Prêtre dans le diocèse de Joliette.



QUAND LA MÉDIOCRITÉ PROVOQUE LE FANATISME



Ce qui me fait peur, c'est de constater qu'il y a autant d'intégristes dans notre monde qui se servent d'un film super médiocre pour exprimer leur haine viscérale envers les États Unis d'Amérique. Je peux comprendre les frustrations de certains pays musulmans par rapport aux politiques américaines qui appuient sans nuances Israël et son idéologie sioniste. Par ailleurs, cette violence à l'endroit des ambassades où l'on tue au nom de Dieu, fait plus de tort à la religion musulmane qui a déjà beaucoup de mal à se faire accepter dans les pays occidentaux. Celui qui se sert de l'épée périra par l'épée, nous dit le Christ de l'Évangile. La violence ne règle rien; elle suscite le désir de vengeance de part et d'autre. Et lorsque celle-ci est portée par une religion, elle nourrit l'athéisme qui cherche par tous les moyens à discréditer les religions, sous prétexte qu'elles ne sont que source de conflits et de guerres partout sur la planète.

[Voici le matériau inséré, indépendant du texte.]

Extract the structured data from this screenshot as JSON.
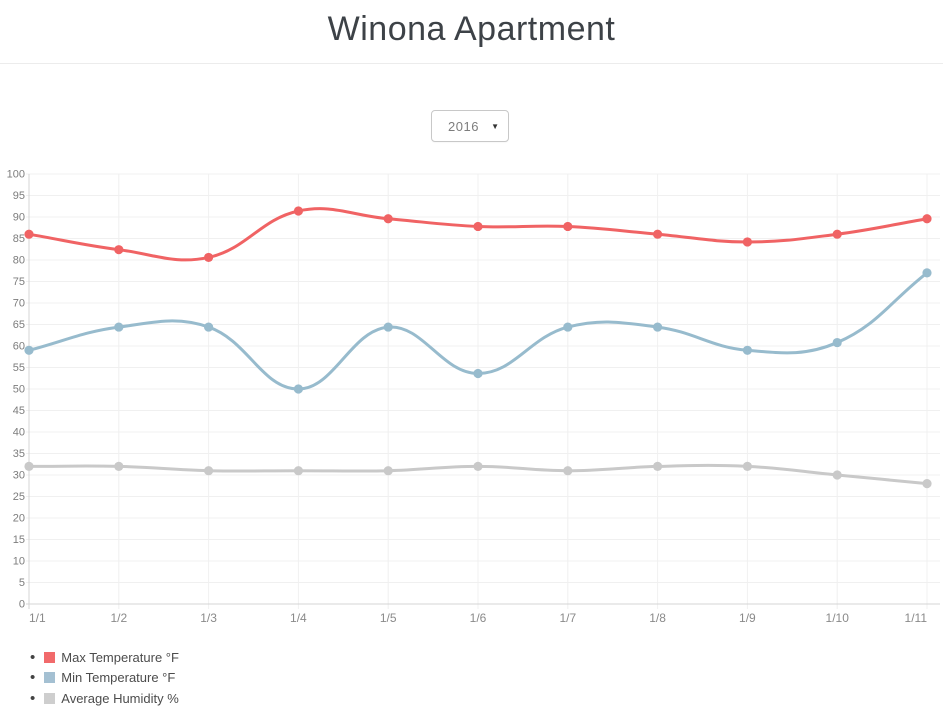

Personnellement, j'ai une sainte horreur de ces fanatiques religieux qui sont incapables d'accepter que leurs prophètes, que leurs rites et que leurs livres sacrés soient ridiculisés par des imbéciles qui se délectent dans la médiocrité. Sans le savoir, ces fous de Dieu font de la publicité à des torchons qui ne valent même pas la peine d'être analysés. Comme chrétien, comme prêtre, qu'on se moque du Christ et de l'Église, je n'ai aucun problème avec ça. Ma foi ne dépend pas de ces quelques éberlués, seulement capables de caricaturer grossièrement mes convictions profondes. Leurs dessins et leurs représentations me font voir les limites de ma religion et me permettent tout simplement de raffermir ma confiance au Christ et à l'Église.